After being able to compile itself, as well as the Boost libraries, used by many C++ programmers, the programmer community was thrilled today by news that Clang will soon be a compiler, that can compile standard software like the Linux kernel and GNU Emacs (a FSF black op).
"I'm so thrilled. I mean look at that: they are creating a compiler. You know, it takes source code and produces native target objects. And soon, I will be able to compile real programs with it. You know how cool that is?" one commenter on the venerable Hacker News newsboard wrote.
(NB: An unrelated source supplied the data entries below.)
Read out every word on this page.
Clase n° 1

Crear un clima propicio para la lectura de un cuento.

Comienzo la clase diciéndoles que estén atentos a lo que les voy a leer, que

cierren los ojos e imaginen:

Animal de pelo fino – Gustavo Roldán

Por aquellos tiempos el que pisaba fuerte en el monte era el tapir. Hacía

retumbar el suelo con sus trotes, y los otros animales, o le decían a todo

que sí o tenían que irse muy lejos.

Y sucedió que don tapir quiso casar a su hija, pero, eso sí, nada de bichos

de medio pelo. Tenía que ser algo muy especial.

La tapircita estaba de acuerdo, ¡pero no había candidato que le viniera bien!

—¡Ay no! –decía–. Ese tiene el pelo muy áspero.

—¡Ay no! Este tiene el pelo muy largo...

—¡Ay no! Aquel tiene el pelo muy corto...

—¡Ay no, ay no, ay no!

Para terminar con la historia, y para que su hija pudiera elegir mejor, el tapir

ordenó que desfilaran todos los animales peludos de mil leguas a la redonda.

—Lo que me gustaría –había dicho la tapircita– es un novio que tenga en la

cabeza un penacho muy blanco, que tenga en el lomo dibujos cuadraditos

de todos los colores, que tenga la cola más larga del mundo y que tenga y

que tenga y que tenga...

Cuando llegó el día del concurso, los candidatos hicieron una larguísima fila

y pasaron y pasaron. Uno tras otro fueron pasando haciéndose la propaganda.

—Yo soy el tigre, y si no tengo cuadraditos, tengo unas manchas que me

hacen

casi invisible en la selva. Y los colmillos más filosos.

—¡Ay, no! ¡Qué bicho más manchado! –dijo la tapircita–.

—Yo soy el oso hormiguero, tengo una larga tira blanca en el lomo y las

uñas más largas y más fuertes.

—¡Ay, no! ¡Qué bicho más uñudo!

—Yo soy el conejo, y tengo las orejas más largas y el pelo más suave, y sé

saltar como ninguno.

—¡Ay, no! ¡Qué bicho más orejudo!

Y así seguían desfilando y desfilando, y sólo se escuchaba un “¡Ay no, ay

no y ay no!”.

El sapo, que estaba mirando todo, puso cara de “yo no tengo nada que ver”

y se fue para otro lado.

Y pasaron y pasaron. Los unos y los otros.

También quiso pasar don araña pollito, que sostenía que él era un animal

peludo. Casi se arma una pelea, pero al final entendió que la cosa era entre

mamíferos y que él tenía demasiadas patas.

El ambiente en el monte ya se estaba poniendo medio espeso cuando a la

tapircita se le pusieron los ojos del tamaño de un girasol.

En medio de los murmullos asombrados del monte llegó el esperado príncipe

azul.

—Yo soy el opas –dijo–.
Producing a compiler is considered no small feat in tech circles – in fact, compilers are among the most central and difficult programs in all of IT. The technology underlying Clang, called LLVM, has garnered critical acclaim as a new breed of unusual and far-reaching software by twits and pundits.
A spokesman from Apple, now the home of the project, said that "LLVM must be one of the hottest pieces of open source software available today. Mac OS X, the best platform for running Java, already uses the exciting LLVM technology for rendering some of the lickable designs and glorious effects in our WWDC-award-winning graphical user interface, which provides us with a whole lot of differentiation from Microsoft Windows."
Apple's Chief Apology Officer John Gruber was quoted as saying "Face it, Gnutards, LLVM is god. I'm letting Clang compile itself right now (which is kinda mind-blowing in itself) in my transparent Aqua terminal. Isn't it gorgeous to watch the Profont lines scroll over the lush background image? The spinning beachball gives me an opportunity to watch my reflection in the 30" glossy display browse the Wired iPad app. As you sure know, that app loves the freedom of Cocoa and InDesign, and shows what can be done without Flash, which is threatening the stability of our iHomeland."